Vera Rebelo deixa, de resto, um conselho a mulheres que queiram enveredar pelo dirigismo: “que acreditem que o sucesso não tem género e que é importante lutar por mais oportunidades e reconhecimento”.

Quem fala muito com Vera Rebelo sobre a experiência federativa é a advogada Cesaltina Conceição, mulher de muitos ofícios — além do direito, preside aos destinos da petanca nacional e é deputada à assembleia de freguesia de São Brás de Alportel, em Faro.

Foi jogadora de petanca, tem curso de delegada técnica e de árbitra, integrou o Conselho de Disciplina e agora preside à Federação Portuguesa de Petanca (FPP) que procura rejuvenescer uma modalidade envelhecida e aumentar a base de jogadores, além de a aproximar das práticas e regulamentos internacionais.

“Já vamos tendo infantis, cadetes, juniores e sub-23, mas temos uma média etária muito mais velha, portanto dos 40 para cima, com jogadores na casa dos 50, 60, 70 anos. Aí, é difícil mudar a mentalidade, e claro que, como mulher, eles não demonstram muito, mas sinto [diferença]”, explica à Lusa.

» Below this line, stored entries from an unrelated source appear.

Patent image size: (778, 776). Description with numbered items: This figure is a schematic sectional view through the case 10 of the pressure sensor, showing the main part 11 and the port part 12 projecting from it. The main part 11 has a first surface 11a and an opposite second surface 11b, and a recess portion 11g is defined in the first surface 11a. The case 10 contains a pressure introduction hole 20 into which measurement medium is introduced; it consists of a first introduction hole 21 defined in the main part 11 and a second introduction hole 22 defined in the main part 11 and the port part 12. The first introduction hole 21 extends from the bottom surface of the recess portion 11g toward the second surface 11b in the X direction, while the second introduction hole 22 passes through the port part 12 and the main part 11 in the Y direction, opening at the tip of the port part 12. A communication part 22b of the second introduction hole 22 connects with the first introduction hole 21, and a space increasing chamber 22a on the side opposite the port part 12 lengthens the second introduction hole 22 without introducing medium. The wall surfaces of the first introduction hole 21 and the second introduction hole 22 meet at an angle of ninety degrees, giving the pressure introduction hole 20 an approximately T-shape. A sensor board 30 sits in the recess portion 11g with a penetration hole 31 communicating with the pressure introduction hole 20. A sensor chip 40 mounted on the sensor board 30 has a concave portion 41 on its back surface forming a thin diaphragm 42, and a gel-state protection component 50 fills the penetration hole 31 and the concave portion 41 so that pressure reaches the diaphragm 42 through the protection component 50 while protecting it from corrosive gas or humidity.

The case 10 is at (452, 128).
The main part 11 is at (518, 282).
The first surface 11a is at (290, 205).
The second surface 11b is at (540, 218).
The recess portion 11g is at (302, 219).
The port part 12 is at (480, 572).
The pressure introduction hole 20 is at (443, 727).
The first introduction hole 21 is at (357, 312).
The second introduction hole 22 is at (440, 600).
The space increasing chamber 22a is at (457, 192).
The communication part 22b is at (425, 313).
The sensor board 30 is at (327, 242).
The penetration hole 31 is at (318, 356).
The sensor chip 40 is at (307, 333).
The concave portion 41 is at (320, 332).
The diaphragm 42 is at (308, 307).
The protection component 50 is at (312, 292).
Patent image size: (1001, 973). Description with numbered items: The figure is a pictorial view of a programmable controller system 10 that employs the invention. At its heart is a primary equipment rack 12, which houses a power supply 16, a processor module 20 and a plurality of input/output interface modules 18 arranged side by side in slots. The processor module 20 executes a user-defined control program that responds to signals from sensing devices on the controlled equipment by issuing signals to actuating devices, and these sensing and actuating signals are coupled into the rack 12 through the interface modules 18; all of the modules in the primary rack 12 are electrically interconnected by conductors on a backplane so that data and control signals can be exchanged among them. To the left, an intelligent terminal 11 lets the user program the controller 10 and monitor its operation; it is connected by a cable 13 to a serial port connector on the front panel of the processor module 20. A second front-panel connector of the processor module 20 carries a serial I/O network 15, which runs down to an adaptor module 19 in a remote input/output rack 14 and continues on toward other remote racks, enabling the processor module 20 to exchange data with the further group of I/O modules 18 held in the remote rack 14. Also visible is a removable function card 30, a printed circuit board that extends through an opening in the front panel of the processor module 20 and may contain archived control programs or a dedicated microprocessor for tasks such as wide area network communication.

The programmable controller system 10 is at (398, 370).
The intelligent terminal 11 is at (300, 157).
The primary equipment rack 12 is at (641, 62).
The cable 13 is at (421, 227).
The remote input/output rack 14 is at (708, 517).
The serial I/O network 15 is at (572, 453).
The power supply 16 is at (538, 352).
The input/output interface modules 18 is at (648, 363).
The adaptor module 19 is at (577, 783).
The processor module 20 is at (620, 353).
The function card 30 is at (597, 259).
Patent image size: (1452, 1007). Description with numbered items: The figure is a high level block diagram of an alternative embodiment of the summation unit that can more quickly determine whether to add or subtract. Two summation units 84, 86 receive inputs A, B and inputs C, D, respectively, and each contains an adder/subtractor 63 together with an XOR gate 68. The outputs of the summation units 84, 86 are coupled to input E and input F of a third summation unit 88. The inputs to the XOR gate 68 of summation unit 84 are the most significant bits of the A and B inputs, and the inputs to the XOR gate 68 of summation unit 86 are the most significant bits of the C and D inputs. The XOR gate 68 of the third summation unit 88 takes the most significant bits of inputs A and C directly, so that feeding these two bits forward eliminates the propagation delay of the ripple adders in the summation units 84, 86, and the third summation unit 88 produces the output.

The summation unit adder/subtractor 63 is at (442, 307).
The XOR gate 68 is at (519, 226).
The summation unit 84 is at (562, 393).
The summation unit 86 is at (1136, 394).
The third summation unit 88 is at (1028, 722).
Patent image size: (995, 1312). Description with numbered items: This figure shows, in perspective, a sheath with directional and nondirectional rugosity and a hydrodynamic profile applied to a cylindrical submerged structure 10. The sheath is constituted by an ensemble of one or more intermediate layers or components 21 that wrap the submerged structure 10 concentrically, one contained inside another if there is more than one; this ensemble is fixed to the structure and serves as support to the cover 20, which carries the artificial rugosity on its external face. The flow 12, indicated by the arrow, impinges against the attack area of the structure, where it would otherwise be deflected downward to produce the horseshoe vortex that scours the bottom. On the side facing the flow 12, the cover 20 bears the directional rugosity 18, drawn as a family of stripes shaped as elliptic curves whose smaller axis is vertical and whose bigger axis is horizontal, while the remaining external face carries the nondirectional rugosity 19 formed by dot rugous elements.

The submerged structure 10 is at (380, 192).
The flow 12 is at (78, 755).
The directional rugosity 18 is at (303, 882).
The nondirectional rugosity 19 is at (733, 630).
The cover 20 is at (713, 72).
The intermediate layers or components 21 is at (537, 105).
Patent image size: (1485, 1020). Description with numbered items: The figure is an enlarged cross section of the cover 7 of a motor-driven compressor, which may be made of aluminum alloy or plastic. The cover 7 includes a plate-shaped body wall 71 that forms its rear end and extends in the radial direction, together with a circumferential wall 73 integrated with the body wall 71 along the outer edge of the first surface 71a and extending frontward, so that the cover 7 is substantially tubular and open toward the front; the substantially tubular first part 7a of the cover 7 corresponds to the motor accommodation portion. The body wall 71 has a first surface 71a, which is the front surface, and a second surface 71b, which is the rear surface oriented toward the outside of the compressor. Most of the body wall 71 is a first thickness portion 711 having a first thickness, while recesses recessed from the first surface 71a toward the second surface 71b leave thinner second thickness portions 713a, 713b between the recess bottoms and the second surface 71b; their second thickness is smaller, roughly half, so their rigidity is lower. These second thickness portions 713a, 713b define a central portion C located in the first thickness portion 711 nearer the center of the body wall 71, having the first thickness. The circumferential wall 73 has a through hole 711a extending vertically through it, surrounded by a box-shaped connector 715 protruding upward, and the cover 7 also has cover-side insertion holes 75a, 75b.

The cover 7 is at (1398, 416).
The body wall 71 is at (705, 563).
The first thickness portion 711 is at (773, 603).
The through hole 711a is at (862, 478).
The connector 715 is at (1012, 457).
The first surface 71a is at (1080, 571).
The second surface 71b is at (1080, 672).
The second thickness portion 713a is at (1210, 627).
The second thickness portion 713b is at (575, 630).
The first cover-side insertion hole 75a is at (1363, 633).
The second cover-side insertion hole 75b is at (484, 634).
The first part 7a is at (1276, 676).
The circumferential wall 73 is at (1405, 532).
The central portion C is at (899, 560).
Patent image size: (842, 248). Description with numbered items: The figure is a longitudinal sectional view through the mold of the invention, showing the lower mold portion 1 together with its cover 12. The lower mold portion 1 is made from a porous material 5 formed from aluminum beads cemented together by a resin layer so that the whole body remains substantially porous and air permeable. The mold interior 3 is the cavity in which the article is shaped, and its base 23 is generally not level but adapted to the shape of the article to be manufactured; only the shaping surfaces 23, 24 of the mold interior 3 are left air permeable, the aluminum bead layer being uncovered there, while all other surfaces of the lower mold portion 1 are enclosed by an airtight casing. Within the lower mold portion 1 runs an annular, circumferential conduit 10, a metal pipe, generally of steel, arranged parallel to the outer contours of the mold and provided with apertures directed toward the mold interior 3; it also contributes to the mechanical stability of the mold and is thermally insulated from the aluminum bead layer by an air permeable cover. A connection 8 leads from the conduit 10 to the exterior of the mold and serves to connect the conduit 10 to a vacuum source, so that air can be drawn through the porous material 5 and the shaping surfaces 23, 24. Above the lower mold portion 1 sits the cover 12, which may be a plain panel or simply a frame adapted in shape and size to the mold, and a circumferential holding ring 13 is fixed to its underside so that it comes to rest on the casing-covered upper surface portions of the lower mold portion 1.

Essa diferença, admite, sente-a mais subterrânea no dia a dia, sem “tratamento diferente”, embora que, no calor do jogo, já tenha ouvido alguns desejos de que saia da modalidade, mais pela questão das regras do que pelo género.

A alteração legislativa aprovada este mês, diz, “vem tentar mudar um bocadinho essa modalidade”.

Se “vão aparecer mais mulheres”, também teme que sejam escolhidas “só porque têm de as pôr lá”, como viu acontecer na política.

Ainda assim, pede “maior sensibilização” para a questão, vê também o problema de conciliação entre a vida e a federação, mesmo que “quem corra por gosto, não canse”, e destaca que mais mulheres ‘geram’ mais mulheres a participar.

“Se tivermos mais mulheres, faz com que as modalidades sejam vistas de outra forma pelas mulheres. Mesmo aqui, na petanca, sentem, em relação à presidente, uma forma diferente de apoio. (…) Com mais mulheres nas federações mais pequenas, até nas grandes, o desporto podia ser visto de outra forma pelas mulheres”, reforça a líder da FPP desde 2020.